By Jennifer O’Riordan
Children, pregnant women and new mothers are among the most vulnerable groups when it comes to healthcare deficiencies in Yemen.
Unfortunately, the infant mortality rate in the country currently stands at 57 in every 1000 births, according to World Bank figures, which puts it closer to its African neighbors of Eritrea (42) and Djibouti (73), rather than its Arab neighbors Oman (8) or Saudi Arabia (15).
Counterpart’s Responsive Governance Project (RGP) in Yemen has undertaken a series of initiatives to improve the situation for them.
RGP brought together national civil society organizations, maternal health associations, academics and healthcare specialists Jan. 28 for a major introductory workshop on adopting new policies in the areas of maternal and child health.

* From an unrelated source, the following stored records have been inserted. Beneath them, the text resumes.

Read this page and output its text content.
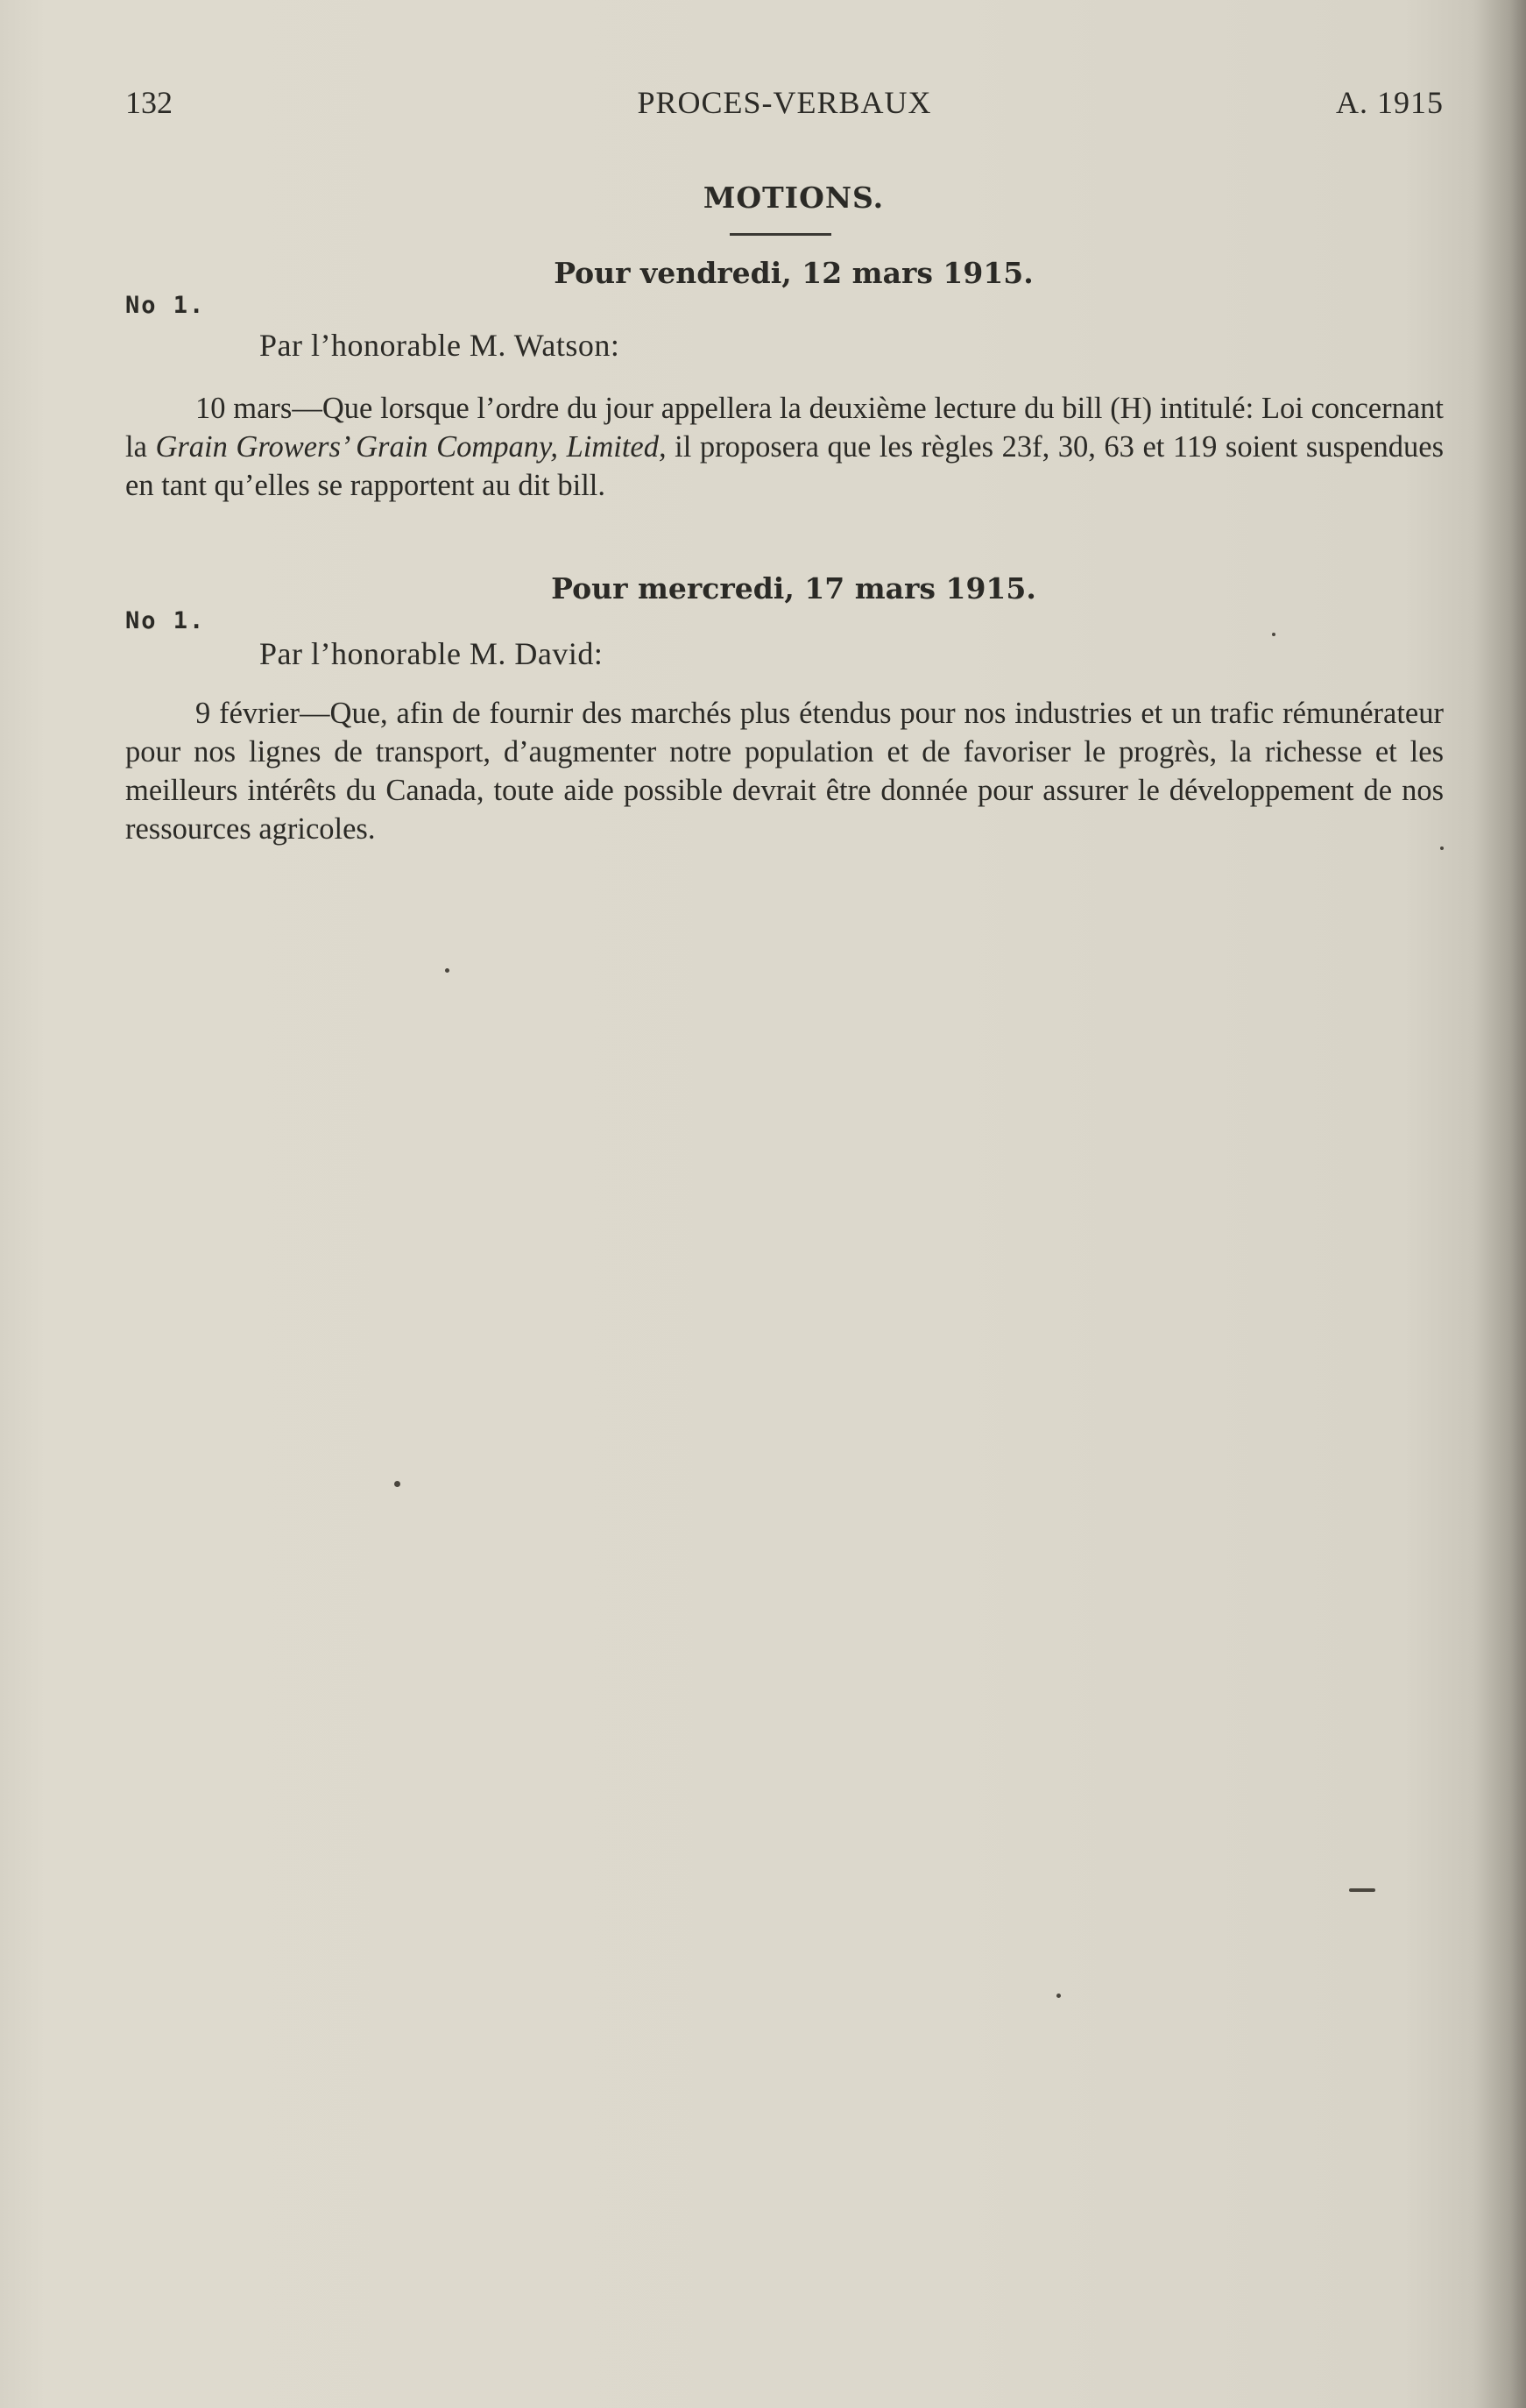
132	PROCES-VERBAUX	A. 1915
MOTIONS.
Pour vendredi, 12 mars 1915.
No 1.
Par l’honorable M. Watson:

10 mars—Que lorsque l’ordre du jour appellera la deuxième lecture du bill (H) intitulé: Loi concernant la Grain Growers’ Grain Company, Limited, il proposera que les règles 23f, 30, 63 et 119 soient suspendues en tant qu’elles se rapportent au dit bill.

Pour mercredi, 17 mars 1915.
No 1.
Par l’honorable M. David:

9 février—Que, afin de fournir des marchés plus étendus pour nos industries et un trafic rémunérateur pour nos lignes de transport, d’augmenter notre population et de favoriser le progrès, la richesse et les meilleurs intérêts du Canada, toute aide possible devrait être donnée pour assurer le développement de nos ressources agricoles.
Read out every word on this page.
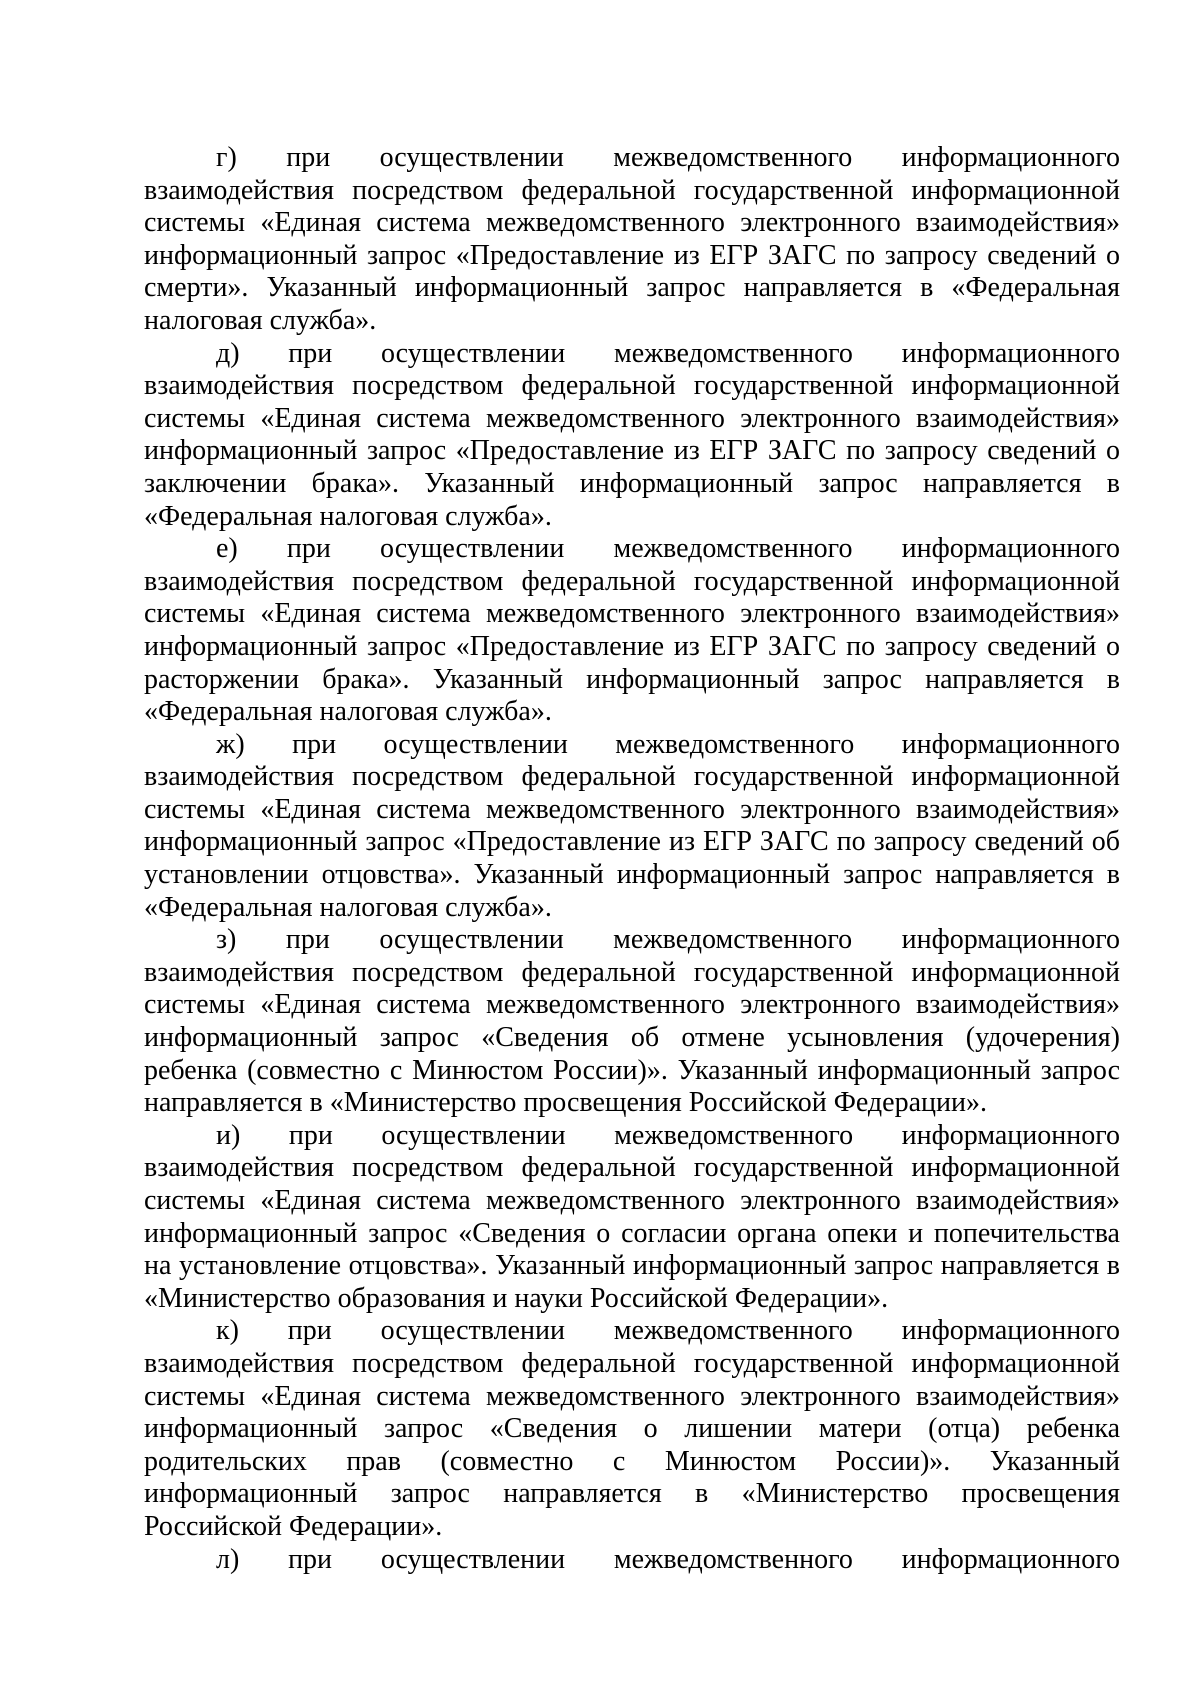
г) при осуществлении межведомственного информационного взаимодействия посредством федеральной государственной информационной системы «Единая система межведомственного электронного взаимодействия» информационный запрос «Предоставление из ЕГР ЗАГС по запросу сведений о смерти». Указанный информационный запрос направляется в «Федеральная налоговая служба».

д) при осуществлении межведомственного информационного взаимодействия посредством федеральной государственной информационной системы «Единая система межведомственного электронного взаимодействия» информационный запрос «Предоставление из ЕГР ЗАГС по запросу сведений о заключении брака». Указанный информационный запрос направляется в «Федеральная налоговая служба».

е) при осуществлении межведомственного информационного взаимодействия посредством федеральной государственной информационной системы «Единая система межведомственного электронного взаимодействия» информационный запрос «Предоставление из ЕГР ЗАГС по запросу сведений о расторжении брака». Указанный информационный запрос направляется в «Федеральная налоговая служба».

ж) при осуществлении межведомственного информационного взаимодействия посредством федеральной государственной информационной системы «Единая система межведомственного электронного взаимодействия» информационный запрос «Предоставление из ЕГР ЗАГС по запросу сведений об установлении отцовства». Указанный информационный запрос направляется в «Федеральная налоговая служба».

з) при осуществлении межведомственного информационного взаимодействия посредством федеральной государственной информационной системы «Единая система межведомственного электронного взаимодействия» информационный запрос «Сведения об отмене усыновления (удочерения) ребенка (совместно с Минюстом России)». Указанный информационный запрос направляется в «Министерство просвещения Российской Федерации».

и) при осуществлении межведомственного информационного взаимодействия посредством федеральной государственной информационной системы «Единая система межведомственного электронного взаимодействия» информационный запрос «Сведения о согласии органа опеки и попечительства на установление отцовства». Указанный информационный запрос направляется в «Министерство образования и науки Российской Федерации».

к) при осуществлении межведомственного информационного взаимодействия посредством федеральной государственной информационной системы «Единая система межведомственного электронного взаимодействия» информационный запрос «Сведения о лишении матери (отца) ребенка родительских прав (совместно с Минюстом России)». Указанный информационный запрос направляется в «Министерство просвещения Российской Федерации».

л) при осуществлении межведомственного информационного
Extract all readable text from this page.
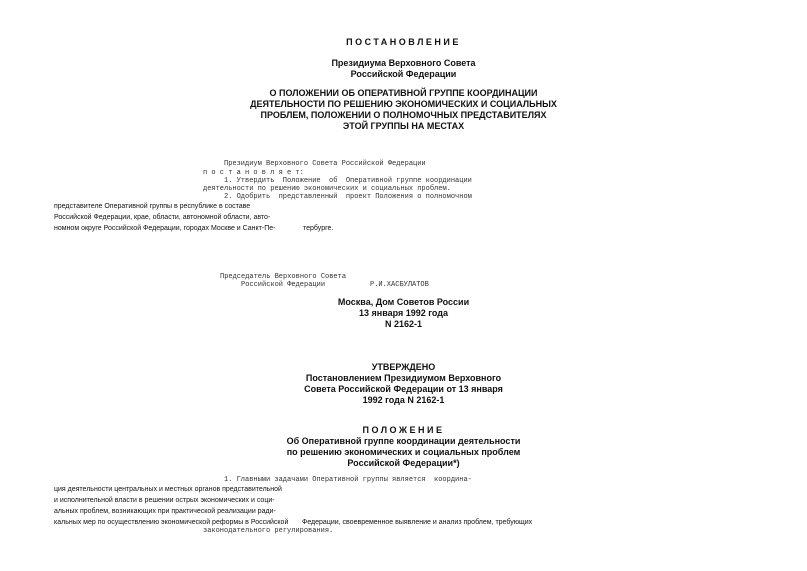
ПОСТАНОВЛЕНИЕ
Президиума Верховного Совета
Российской Федерации
О ПОЛОЖЕНИИ ОБ ОПЕРАТИВНОЙ ГРУППЕ КООРДИНАЦИИ
ДЕЯТЕЛЬНОСТИ ПО РЕШЕНИЮ ЭКОНОМИЧЕСКИХ И СОЦИАЛЬНЫХ
ПРОБЛЕМ, ПОЛОЖЕНИИ О ПОЛНОМОЧНЫХ ПРЕДСТАВИТЕЛЯХ
ЭТОЙ ГРУППЫ НА МЕСТАХ
Президиум Верховного Совета Российской Федерации
п о с т а н о в л я е т:
1. Утвердить  Положение  об  Оперативной группе координации
деятельности по решению экономических и социальных проблем.
2. Одобрить  представленный  проект Положения о полномочном
представителе Оперативной группы в республике в составе
Российской Федерации, крае, области, автономной области, авто-
номном округе Российской Федерации, городах Москве и Санкт-Пе-	тербурге.
Председатель Верховного Совета
Российской Федерации	Р.И.ХАСБУЛАТОВ
Москва, Дом Советов России
13 января 1992 года
N 2162-1
УТВЕРЖДЕНО
Постановлением Президиумом Верховного
Совета Российской Федерации от 13 января
1992 года N 2162-1
ПОЛОЖЕНИЕ
Об Оперативной группе координации деятельности
по решению экономических и социальных проблем
Российской Федерации*)
1. Главными задачами Оперативной группы является  координа-
ция деятельности центральных и местных органов представительной
и исполнительной власти в решении острых экономических и соци-
альных проблем, возникающих при практической реализации ради-
кальных мер по осуществлению экономической реформы в Российской Федерации, своевременное выявление и анализ проблем, требующих
законодательного регулирования.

“Maternal mortality is still very high in Yemen,” Dr. Jamila Alraabi, who is the Deputy Minister of Yemen’s Ministry of Health, told the audience. “Seven women are dying every day from pregnancy and childbirth. Over 90 percent of these deaths are preventable.”
The aim of the event was to discuss and promote state policies that will offer much-needed free childbirth, family planning and emergency obstetric services.
These policies are a vital stepping stone in improving the overall standard of maternal and child health in Yemen, and of course in reducing the country’s high infant and maternal mortality rates.
The workshop took place as part of RGP’s Yemen Advocacy Program, which will continue to support the stakeholders in urging decision makers to enact a national law that will improve emergency obstetric services throughout Yemen.
Through RGP, Counterpart is working side-by-side with the local government and civil society organizations to strengthen these institutions and improve the level of public service delivery across many different areas.
The five-year project encourages civic participation, strengthens the capacity of government institutions to meet citizen’s needs and works with local civil society organizations to ensure that they are strong enough to channel the voices of the people they represent.